En faisant les paquets, il tomba sur une vieille photo. Celle de son mariage. Trystan bien sur avait été son témoin. Il était le seul qui savait. Kendra elle-même n’avait jamais su même si elle avait compris qu’il y avait quelque chose d’anormal à toutes ses cicatrices. Il reposa la photo dans le carton. La première fois où il avait croisé le regard de la jeune femme lui semblait tellement loin. Ce regard même qui lui avait été fatal. Il n’avait jamais cessé de l’aimer depuis. Il avait ressenti une forme de soulagement et de crainte quand il avait appris que Trystan et elle allaient appartenir à la même unité. Les savoir ensemble sur le champ de bataille l’effrayait bien plus qu’il n’aurait plus l’avouer. Finalement, un seul des deux était revenu vivant.

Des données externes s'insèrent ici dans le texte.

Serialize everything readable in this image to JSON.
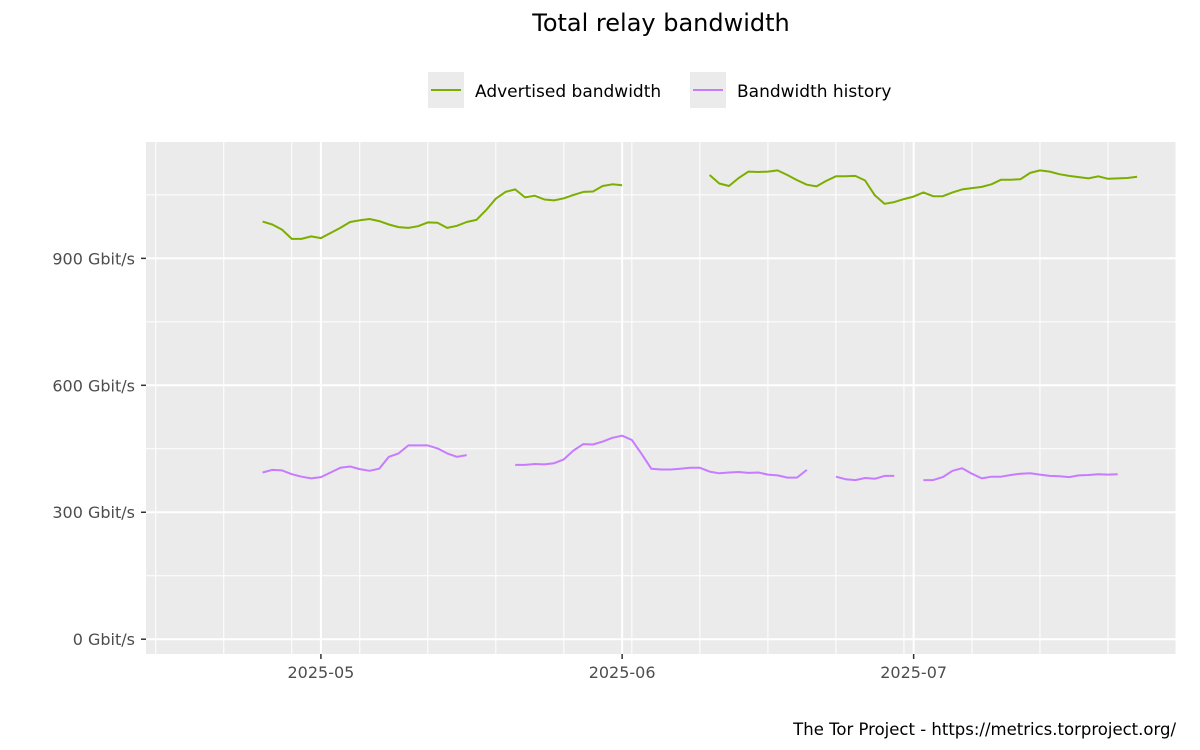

Leland referma les derniers cartons avant de les charger dans la voiture. Il emportait peu de choses au final. Cette nouvelle banlieue sans militaires allait peut être lui offrir un nouveau départ et puis il serait avec Trystan. Les deux désormais célibataires allaient finalement se retrouver ensemble après toutes ces années. Cela ne pouvait que bien se passer. Il l’espérait en tout cas.
Au moment de refermer le coffre, il sentit un regard sur sa tempe. Il se retourna brusquement par réflexe. Rebecca. Leland hésita avant de lui sourire. Cette dernière le lui rendit mais elle repartit aussitôt sans un mot. Le jeune homme savait ce qu’elle voulait. Mais il était hors de question qu’il le lui donne. Il avait toujours refusé de céder et ça n’était pas maintenant qu’il allait craquer. Il espérait juste qu’elle saurait tenir sa langue. Leland ferma le coffre de la voiture et retourna dans la maison chercher les dernières affaires.